According to previous RIVM research from April, more health problems occur in the IJmond region than anywhere else in the Netherlands. From a 22 percent to here and there, a 50 percent greater chance of developing lung cancer among others. A second study of sweeping samples of sediment that circulates over the area each day has yet to be presented. But this research does not answer the question: Where do these materials come from? In addition, more suspicion arose against the “government” in the region after it became clear that the director of GGD personally had deleted Tata’s name from a health survey.
The famous forensic scientist Frank van de Goot also agrees. The coroner spoke this weekend with Jan de Jong, the senior president of investment firm Nedamco and the leader of a plan to conduct his own research. Van de Goot can check dead bodies from the area for chemicals and then compare them to a control group “far” from Tata Steel.

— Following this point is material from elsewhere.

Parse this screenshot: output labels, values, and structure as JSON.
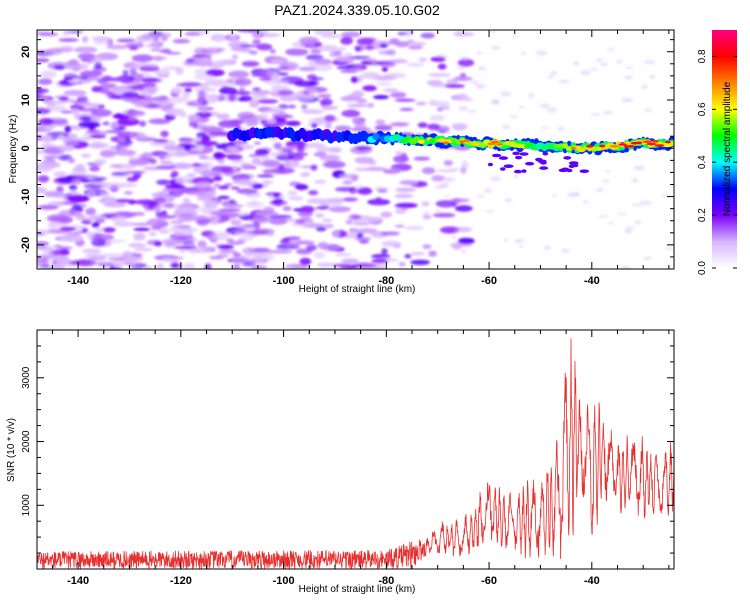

However, he cautions, it cannot simply be concluded that a person has fallen ill from those substances and that this is all Tata’s fault. Van de Goot already noted that many foreign studies on the relationship between steel mills and cancer were not included in the RIVM reports. To check if this is really true and why, Van de Goot sees an important KWF in this.
Annebel Schipper does it quickly: “We’re not yet at the point where we really know what we can do,” she says. However, RIVM knocked on the KWF’s door again, according to Schipper, to also report on what’s currently going on.